The simple fact is that the measurements made and reported are woefully
inadequate to exclude deception.



>
> Cude has waved his hands and said there might be a method of deception
> that he has not thought of yet. As I have often pointed out, such
> assertions cannot be tested or falsified.
>


Of course they can be falsified. (Popper would turn over in his grave if he
heard you.) Many better methods have been described to exclude fraud. If
you cut the wires to the ecat and it kept producing heat, that would
falsify it. If you used a finite source of energy instead of an infinite
one, it would be falsified. Have skeptics wire the ecat and put a scope
right on the ecat connections, or at least the power to the box. Use the
output to generate electricity and close the loop and then run the ecat far
from any power lines -- falsified. Replace fossil fuels with ecats, and
it's falsified So it's falsifiable. If it weren't falsifiable, it could
never become practical.


Now, in experiments behind closed doors, revealed only written reports, you
could neither prove it's faked nor that it's real. Either way would require
trust, and while important in science, no theory can depend on it.


So the ordinary way to falsify a deception theory, is the way theories are
tested all the time. Make ecats generally available to *any* qualified
scientists for testing. Just the ecat, and the box if Rossi insists. And
send along a thug to prevent tampering. Then let the scientists do all the
wiring independently and the testing completely independently. If CERN,
MIT, LANL and SRI all come back with the same results consistent with
Rossi's claims, deception is as falsified as any theory could be. Of course
Rossi won't ever let that happen, but that doesn't change the fact that
it's falsifiable.


Now, tell us how the theory that it's a nuclear reaction is falsifiable.
Because if it's not, then it's not science.

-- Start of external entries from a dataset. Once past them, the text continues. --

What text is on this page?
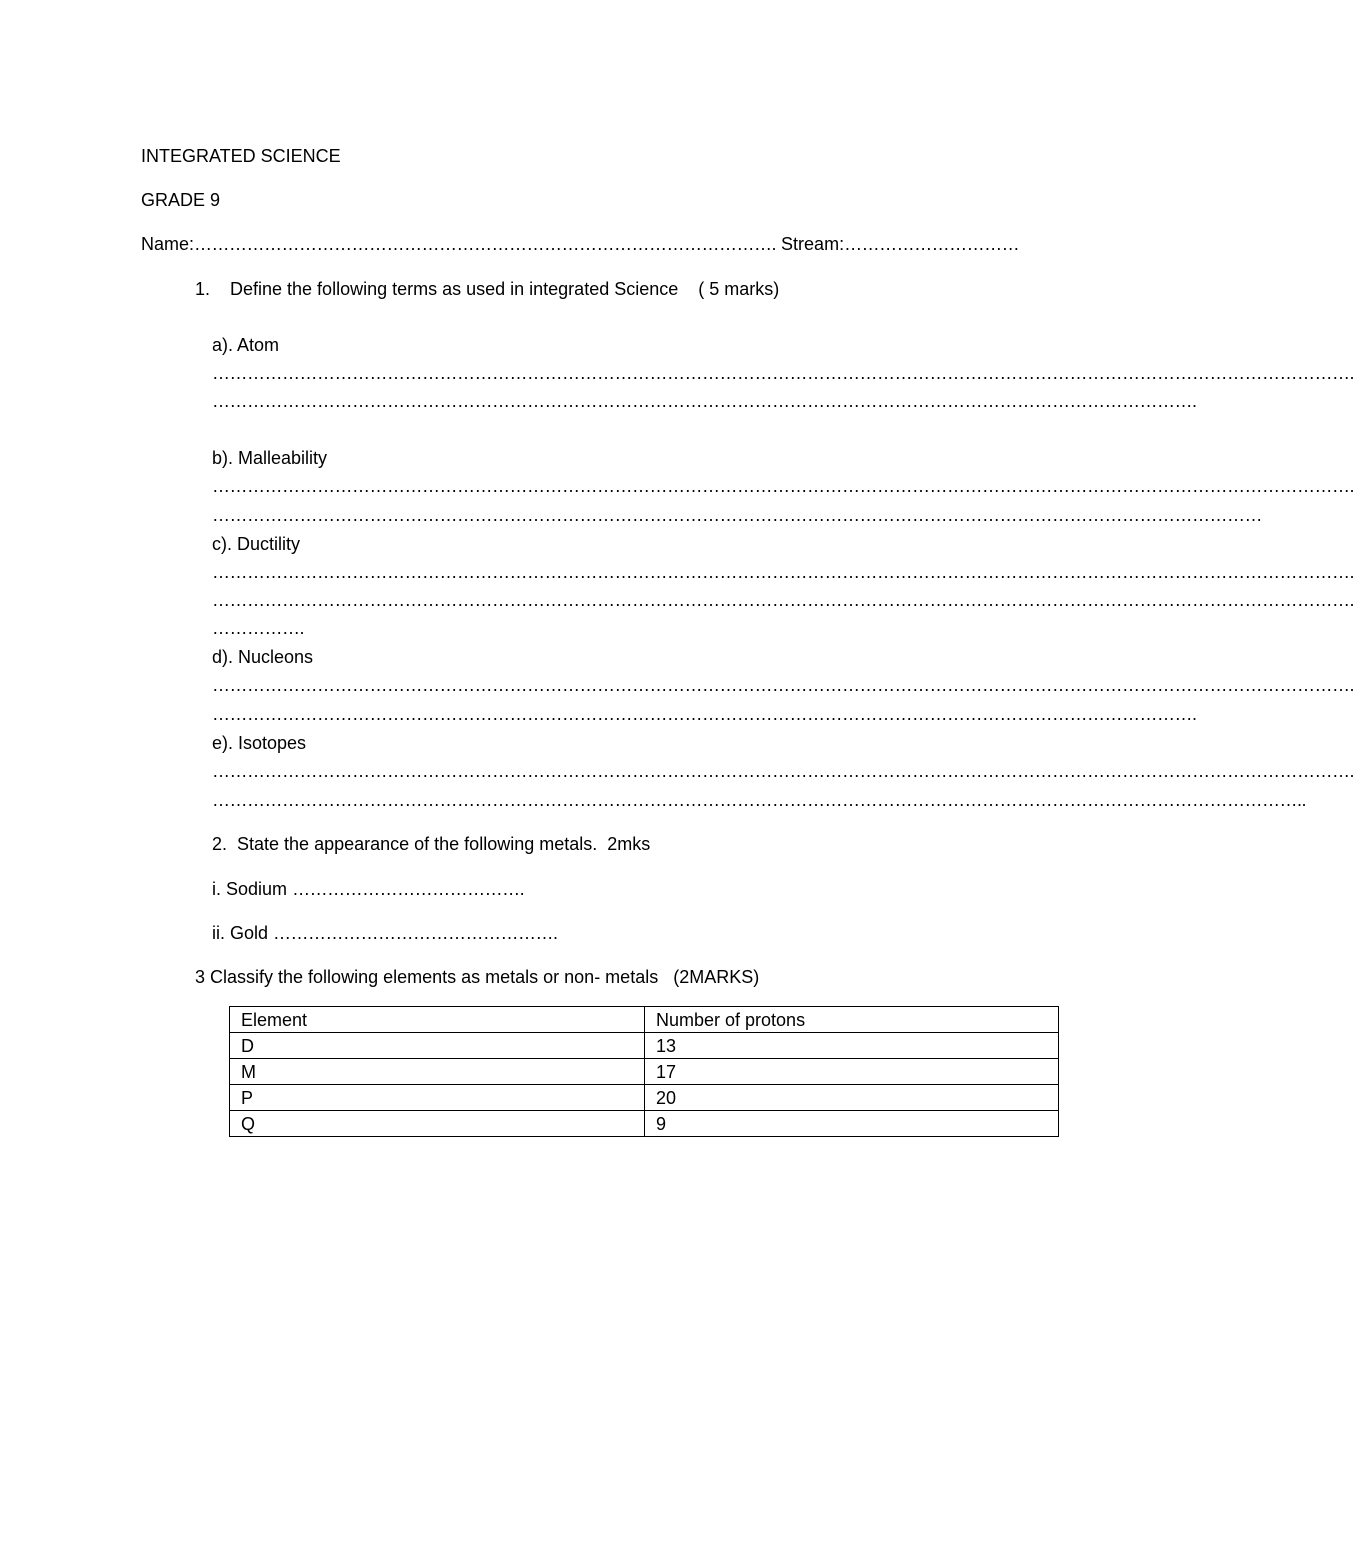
INTEGRATED SCIENCE
GRADE 9
Name:………………………………………………………………………………………. Stream:…………………………
1. Define the following terms as used in integrated Science    ( 5 marks)
a). Atom
…………………………………………………………………………………………………………………………………………………………………………….
…………………………………………………………………………………………………………………………………………………….
b). Malleability
…………………………………………………………………………………………………………………………………………………………………………….
………………………………………………………………………………………………………………………………………………………………
c). Ductility
…………………………………………………………………………………………………………………………………………………………………………….
…………………………………………………………………………………………………………………………………………………………………………….
…………….
d). Nucleons
…………………………………………………………………………………………………………………………………………………………………………….
…………………………………………………………………………………………………………………………………………………….
e). Isotopes
…………………………………………………………………………………………………………………………………………………………………………….
……………………………………………………………………………………………………………………………………………………………………..
2.  State the appearance of the following metals.  2mks
i. Sodium ………………………………….
ii. Gold ………………………………………….
3 Classify the following elements as metals or non- metals   (2MARKS)
Element	Number of protons
D	13
M	17
P	20
Q	9
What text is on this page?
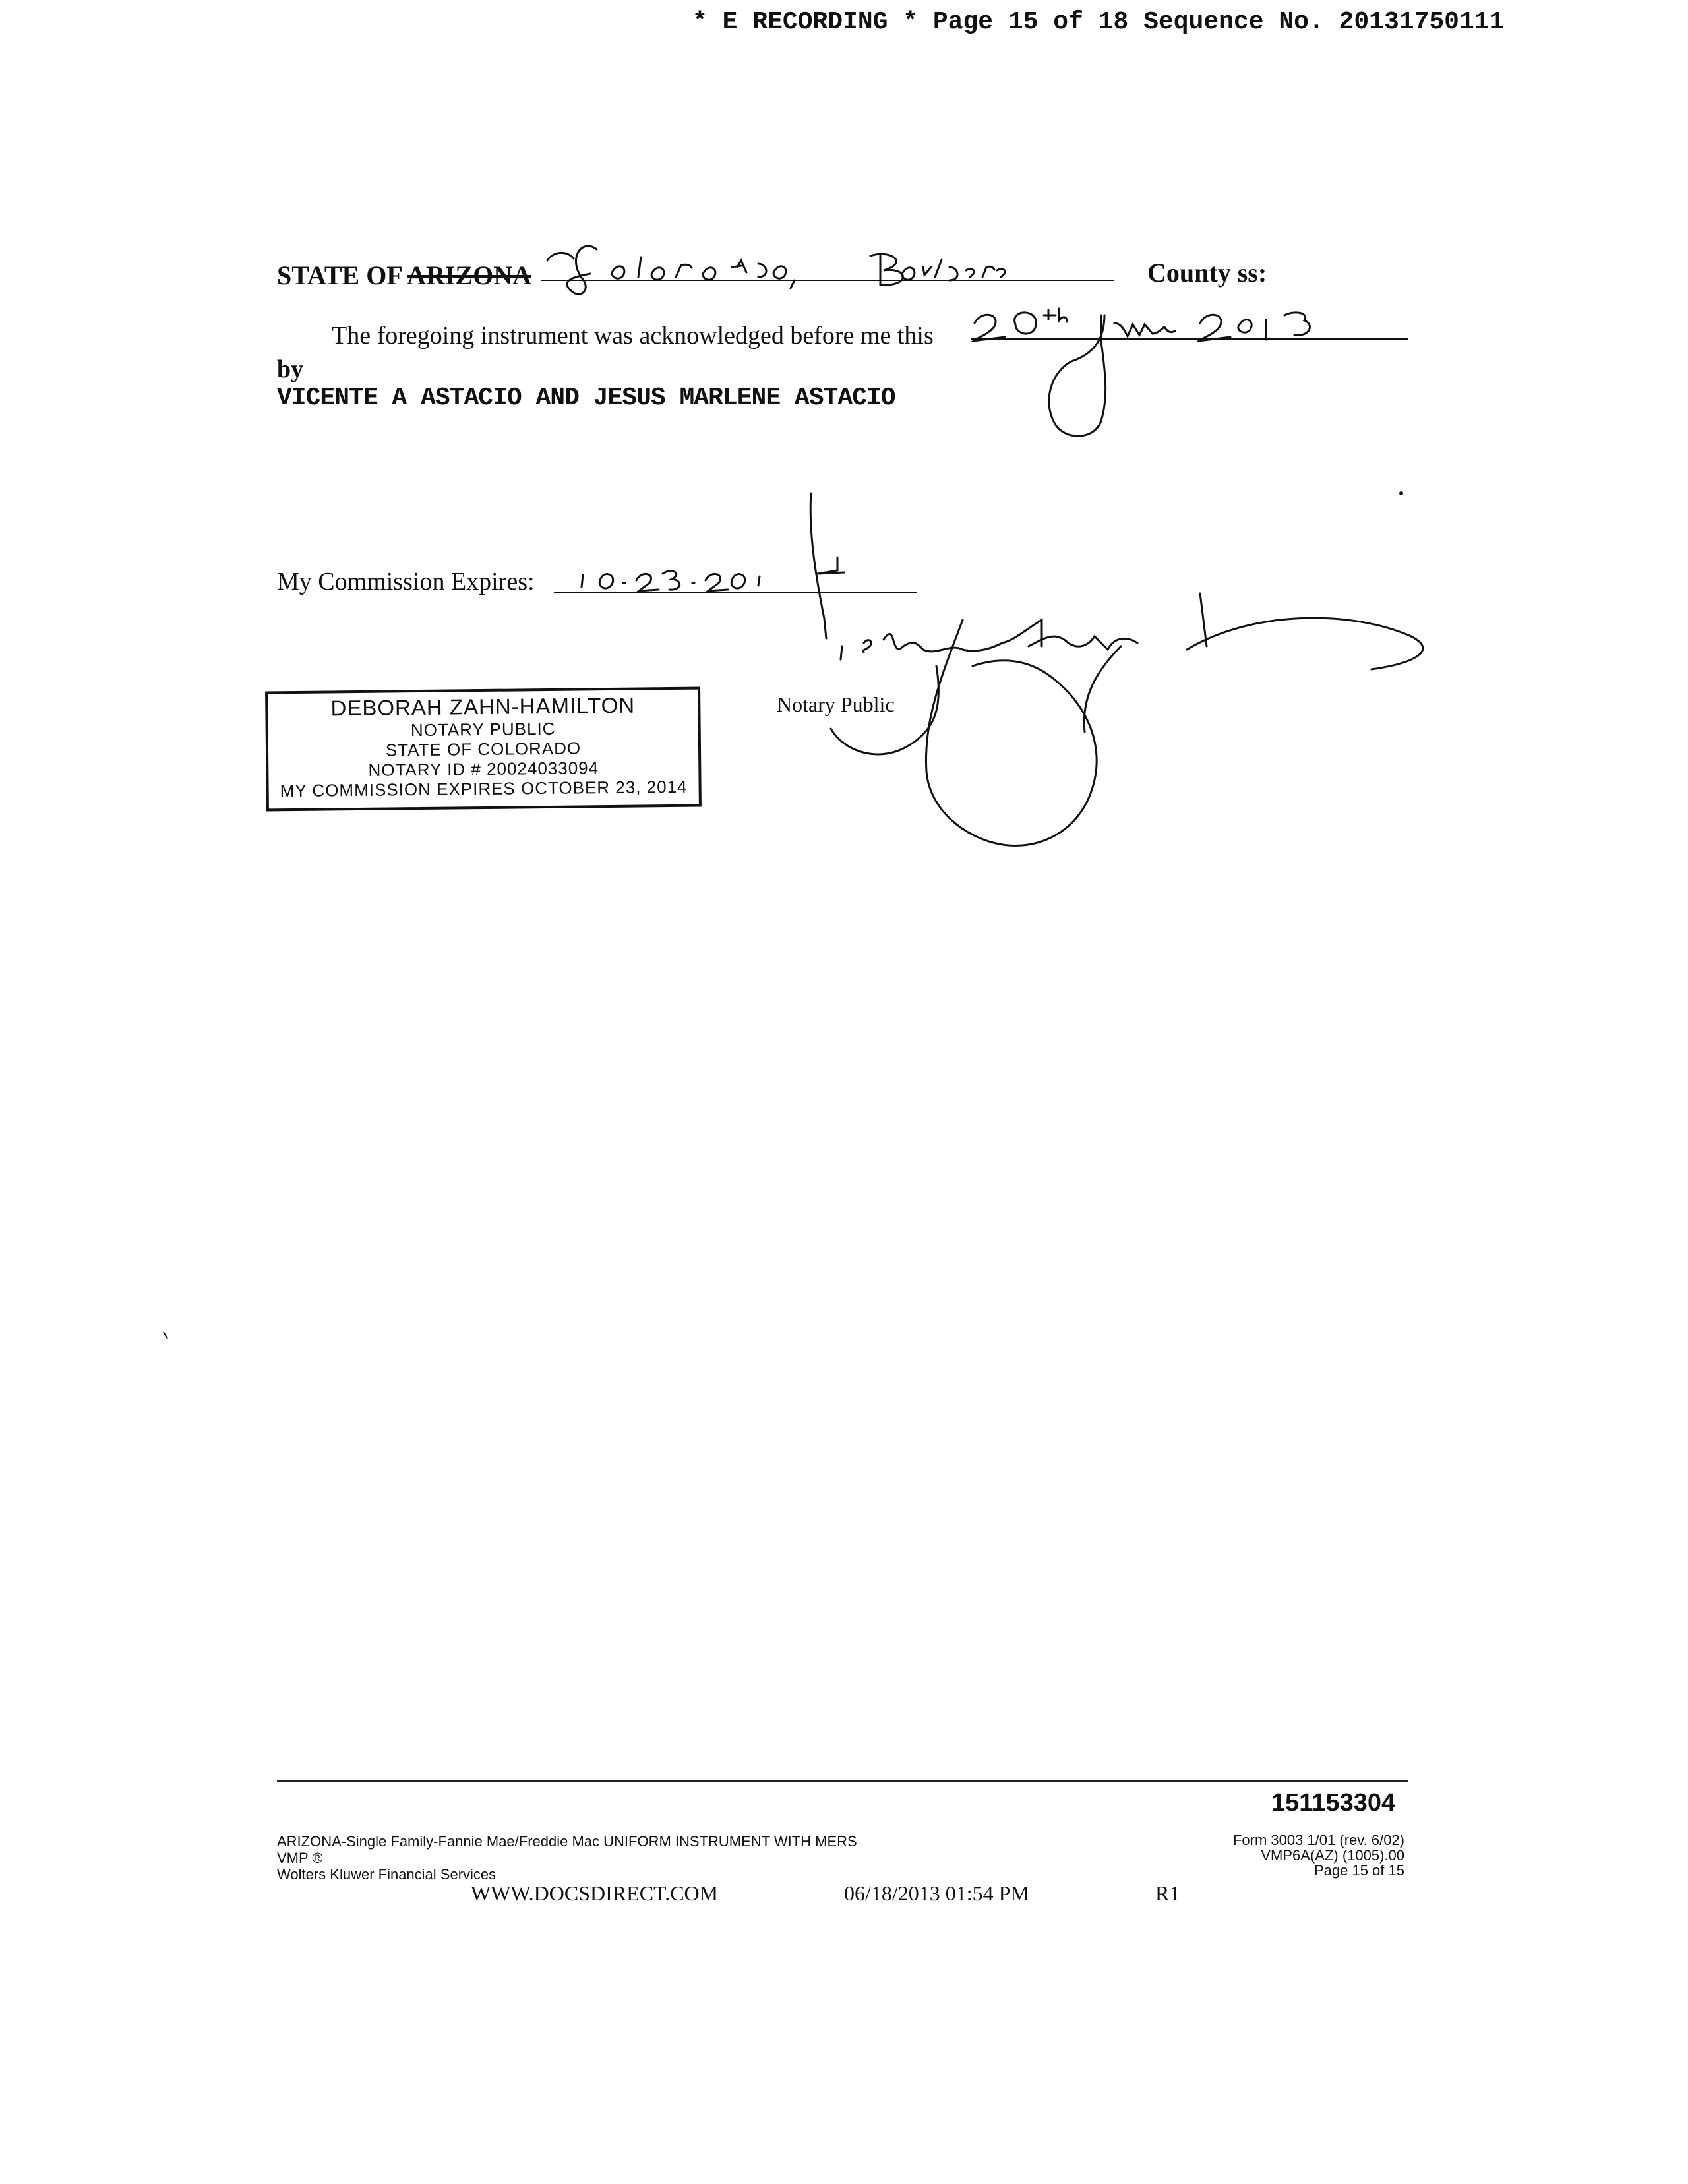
* E RECORDING * Page 15 of 18 Sequence No. 20131750111
STATE OF ARIZONA	County ss:
The foregoing instrument was acknowledged before me this
by
VICENTE A ASTACIO AND JESUS MARLENE ASTACIO
My Commission Expires:
Notary Public
DEBORAH ZAHN-HAMILTON
NOTARY PUBLIC
STATE OF COLORADO
NOTARY ID # 20024033094
MY COMMISSION EXPIRES OCTOBER 23, 2014
151153304
ARIZONA-Single Family-Fannie Mae/Freddie Mac UNIFORM INSTRUMENT WITH MERS
VMP ®
Wolters Kluwer Financial Services
Form 3003 1/01 (rev. 6/02)
VMP6A(AZ) (1005).00
Page 15 of 15
WWW.DOCSDIRECT.COM	06/18/2013 01:54 PM	R1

> There might be an error in Ohm's law we have not yet discovered, but until
> you specify what that error actually is, you have no basis for arguing that
> law may be wrong.
>
>
Right, but you see the difference. There is no secret involved, and no
artificial constraints. Anyone on the planet can test Ohm's law, and the
results are reproducible. If Ohm's law only worked on one material for
which only one person had the recipe, and he restricted access to testing
it, suspicion would be justified. Except there's not a lot of money in it.